It was said of early Christians: “Behold how they love one another.”

These early Christians were trying to support each other in all the different aspects of life—spiritual and emotional, and also financial, in terms of sharing what each had and trying to ensure all felt cherished.

In 1667, a devout Quaker, Isaac Pennington, also expressed this: “Our life is love and peace, and tenderness: bearing one with another and forgiving one another, and not laying accusations one against another: but praying one for another and helping one another up with a tender hand.”

Both of these comments were made when life was turbulent, as many feel is the case today. The early Christians faced many challenges, including death by the Romans and exclusion from their Jewish heritage. Pennington, meanwhile, was writing as the country was recovering from the Civil War.
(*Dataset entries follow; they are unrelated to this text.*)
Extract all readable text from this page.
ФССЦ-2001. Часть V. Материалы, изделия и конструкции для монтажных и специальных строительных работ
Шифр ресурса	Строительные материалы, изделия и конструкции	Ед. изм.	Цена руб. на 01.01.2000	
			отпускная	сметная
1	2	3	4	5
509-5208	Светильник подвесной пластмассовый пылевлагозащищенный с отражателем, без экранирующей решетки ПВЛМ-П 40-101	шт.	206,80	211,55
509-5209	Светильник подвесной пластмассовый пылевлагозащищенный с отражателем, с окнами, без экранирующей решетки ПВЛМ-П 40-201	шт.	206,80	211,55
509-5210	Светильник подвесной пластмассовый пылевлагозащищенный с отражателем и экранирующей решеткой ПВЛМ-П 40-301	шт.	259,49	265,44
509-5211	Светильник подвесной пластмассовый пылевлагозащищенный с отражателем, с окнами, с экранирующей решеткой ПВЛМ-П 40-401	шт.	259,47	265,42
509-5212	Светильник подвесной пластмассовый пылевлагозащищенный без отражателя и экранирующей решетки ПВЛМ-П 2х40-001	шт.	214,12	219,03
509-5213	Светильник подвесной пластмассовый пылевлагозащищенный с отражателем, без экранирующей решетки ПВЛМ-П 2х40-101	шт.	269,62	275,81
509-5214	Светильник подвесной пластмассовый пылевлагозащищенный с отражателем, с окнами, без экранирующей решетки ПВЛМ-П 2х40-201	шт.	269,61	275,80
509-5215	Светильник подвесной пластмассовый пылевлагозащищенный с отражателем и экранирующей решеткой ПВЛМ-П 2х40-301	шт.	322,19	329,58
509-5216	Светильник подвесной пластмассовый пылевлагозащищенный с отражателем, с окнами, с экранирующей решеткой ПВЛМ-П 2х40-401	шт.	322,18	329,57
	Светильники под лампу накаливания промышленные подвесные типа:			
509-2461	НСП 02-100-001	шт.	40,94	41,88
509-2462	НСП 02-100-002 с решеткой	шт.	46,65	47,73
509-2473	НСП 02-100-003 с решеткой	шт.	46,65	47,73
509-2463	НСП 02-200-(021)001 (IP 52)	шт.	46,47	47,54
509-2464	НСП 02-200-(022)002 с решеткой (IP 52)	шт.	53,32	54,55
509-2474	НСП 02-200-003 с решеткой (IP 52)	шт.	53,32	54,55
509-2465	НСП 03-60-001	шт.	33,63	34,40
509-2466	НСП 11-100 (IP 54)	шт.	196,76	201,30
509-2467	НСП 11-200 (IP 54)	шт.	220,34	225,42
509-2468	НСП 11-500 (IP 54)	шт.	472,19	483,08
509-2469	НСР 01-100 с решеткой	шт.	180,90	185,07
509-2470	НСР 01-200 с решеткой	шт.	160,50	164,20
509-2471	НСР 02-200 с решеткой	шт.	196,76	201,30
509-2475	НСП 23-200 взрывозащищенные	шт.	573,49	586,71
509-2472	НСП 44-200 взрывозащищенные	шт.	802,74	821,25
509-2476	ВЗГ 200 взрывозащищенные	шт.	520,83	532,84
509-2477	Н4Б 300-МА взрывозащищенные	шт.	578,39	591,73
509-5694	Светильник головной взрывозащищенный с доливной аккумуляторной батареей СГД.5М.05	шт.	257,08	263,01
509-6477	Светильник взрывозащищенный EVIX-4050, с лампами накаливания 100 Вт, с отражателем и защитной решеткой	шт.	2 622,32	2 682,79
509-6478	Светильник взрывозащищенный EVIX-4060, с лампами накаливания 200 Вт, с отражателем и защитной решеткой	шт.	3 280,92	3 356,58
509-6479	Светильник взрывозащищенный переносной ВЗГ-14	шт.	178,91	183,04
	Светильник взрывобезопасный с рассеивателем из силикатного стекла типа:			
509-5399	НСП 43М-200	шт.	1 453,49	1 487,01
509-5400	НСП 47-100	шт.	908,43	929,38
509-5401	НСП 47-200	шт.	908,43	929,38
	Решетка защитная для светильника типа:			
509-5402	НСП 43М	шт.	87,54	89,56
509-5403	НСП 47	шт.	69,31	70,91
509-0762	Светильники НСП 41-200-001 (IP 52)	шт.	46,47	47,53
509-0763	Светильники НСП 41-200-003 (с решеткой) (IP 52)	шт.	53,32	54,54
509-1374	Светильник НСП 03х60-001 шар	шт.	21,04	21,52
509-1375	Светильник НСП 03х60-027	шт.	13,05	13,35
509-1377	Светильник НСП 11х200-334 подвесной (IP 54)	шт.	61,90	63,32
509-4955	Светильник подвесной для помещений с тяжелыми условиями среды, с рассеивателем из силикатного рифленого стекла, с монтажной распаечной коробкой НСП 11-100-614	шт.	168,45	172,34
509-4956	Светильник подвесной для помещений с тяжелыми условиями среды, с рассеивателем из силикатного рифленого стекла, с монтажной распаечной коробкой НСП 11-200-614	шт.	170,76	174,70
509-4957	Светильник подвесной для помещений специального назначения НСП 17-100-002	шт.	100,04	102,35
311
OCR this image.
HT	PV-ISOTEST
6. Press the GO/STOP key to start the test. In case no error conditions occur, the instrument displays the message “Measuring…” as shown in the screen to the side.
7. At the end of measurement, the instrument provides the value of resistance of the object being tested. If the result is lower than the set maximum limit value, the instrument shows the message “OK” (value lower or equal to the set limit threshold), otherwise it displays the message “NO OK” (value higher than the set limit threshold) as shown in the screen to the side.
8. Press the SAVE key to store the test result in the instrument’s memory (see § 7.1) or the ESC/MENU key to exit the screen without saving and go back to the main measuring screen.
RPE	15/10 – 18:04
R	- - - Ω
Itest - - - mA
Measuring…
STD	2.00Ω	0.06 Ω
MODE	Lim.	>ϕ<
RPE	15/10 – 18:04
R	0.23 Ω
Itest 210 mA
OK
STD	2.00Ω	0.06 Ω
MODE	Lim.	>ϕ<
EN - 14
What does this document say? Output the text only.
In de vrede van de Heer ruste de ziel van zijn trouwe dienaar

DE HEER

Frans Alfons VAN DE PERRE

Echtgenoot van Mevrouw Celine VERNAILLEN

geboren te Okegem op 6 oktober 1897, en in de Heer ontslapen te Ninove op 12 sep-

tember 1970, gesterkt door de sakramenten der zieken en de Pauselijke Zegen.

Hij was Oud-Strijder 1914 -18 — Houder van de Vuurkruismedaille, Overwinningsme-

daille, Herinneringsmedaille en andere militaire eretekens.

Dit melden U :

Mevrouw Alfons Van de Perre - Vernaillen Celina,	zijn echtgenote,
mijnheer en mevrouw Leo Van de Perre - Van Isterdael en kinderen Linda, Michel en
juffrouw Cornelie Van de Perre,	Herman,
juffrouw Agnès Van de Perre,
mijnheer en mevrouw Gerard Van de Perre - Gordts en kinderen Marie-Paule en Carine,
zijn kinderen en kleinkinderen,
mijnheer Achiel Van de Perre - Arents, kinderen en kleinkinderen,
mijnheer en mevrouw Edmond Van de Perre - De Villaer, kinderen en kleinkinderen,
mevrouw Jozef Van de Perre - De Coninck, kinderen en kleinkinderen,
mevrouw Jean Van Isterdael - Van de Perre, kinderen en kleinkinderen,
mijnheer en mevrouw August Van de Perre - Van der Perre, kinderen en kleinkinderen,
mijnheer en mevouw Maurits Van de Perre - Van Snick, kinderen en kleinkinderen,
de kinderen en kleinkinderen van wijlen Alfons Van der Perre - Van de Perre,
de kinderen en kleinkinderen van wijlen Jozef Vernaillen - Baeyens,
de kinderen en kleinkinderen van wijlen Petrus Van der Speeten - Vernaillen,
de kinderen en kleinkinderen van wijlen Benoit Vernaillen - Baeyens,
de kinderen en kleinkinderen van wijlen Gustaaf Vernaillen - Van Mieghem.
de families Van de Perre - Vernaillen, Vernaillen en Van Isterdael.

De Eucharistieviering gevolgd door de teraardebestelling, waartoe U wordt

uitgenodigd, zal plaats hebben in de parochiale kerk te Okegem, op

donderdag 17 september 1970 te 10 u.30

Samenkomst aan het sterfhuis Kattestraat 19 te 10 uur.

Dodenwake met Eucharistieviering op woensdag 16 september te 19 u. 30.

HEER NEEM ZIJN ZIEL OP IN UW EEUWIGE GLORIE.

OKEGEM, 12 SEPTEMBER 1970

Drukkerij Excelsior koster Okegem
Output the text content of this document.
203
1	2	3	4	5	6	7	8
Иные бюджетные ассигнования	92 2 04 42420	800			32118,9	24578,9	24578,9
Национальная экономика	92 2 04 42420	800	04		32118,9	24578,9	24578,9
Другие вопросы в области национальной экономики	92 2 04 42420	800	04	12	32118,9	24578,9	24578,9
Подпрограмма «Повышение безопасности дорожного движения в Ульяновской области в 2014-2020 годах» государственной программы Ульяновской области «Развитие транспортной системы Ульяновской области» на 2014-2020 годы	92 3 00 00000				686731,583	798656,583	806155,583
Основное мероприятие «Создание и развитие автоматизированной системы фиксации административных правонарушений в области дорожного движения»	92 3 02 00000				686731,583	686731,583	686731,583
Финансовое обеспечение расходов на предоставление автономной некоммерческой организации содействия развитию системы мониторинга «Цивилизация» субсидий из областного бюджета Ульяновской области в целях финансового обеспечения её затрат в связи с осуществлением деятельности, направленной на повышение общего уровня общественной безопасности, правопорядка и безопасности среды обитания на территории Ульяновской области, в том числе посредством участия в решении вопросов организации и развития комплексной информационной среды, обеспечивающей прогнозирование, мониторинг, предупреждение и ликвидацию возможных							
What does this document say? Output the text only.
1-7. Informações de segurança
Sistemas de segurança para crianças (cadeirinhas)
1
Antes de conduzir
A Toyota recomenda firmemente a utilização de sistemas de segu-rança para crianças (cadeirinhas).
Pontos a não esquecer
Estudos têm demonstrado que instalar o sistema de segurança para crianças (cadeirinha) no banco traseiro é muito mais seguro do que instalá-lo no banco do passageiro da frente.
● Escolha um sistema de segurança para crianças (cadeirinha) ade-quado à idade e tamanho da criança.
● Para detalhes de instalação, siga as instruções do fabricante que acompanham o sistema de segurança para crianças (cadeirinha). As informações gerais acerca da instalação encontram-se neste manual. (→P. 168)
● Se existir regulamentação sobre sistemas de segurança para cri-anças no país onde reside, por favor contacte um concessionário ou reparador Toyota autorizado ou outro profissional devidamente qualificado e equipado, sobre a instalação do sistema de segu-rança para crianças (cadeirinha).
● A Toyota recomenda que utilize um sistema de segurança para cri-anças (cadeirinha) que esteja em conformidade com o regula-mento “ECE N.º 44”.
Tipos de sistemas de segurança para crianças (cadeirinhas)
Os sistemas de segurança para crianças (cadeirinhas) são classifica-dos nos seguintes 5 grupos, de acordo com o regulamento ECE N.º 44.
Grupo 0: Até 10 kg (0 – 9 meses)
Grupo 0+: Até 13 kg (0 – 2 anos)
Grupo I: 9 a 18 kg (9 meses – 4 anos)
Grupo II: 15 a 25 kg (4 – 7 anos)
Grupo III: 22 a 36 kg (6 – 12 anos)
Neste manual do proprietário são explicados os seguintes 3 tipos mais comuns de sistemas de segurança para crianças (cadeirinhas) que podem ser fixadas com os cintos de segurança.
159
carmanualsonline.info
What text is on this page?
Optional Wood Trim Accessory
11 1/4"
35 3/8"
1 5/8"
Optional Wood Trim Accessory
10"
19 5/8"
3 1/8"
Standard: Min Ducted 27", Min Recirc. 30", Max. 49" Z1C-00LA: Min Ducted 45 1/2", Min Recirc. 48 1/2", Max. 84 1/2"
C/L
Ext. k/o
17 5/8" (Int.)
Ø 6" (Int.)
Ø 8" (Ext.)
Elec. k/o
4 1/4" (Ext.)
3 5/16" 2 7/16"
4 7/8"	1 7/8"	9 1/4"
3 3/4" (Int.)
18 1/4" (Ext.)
They were not the only voices speaking of the Christian life, and many of those other voices were not living the Christian life. These were people with their own agenda for Christianity, seeking power—whether through hierarchical church structures or by adopting a way of life excluding all but those considered the “chosen.”

In the news these days, whatever the religion, it seems we are given these extremes as the norm.

However, in all religions there are also those, like Pennington, who seek to follow the more divine path, which is seeing the good in everyone.

When there is a multi-faith meeting, those of different faiths who are sincerely trying to follow their faith often have no difficulty relating to each other. To use a Quaker phrase, they see “that of God in everyone.”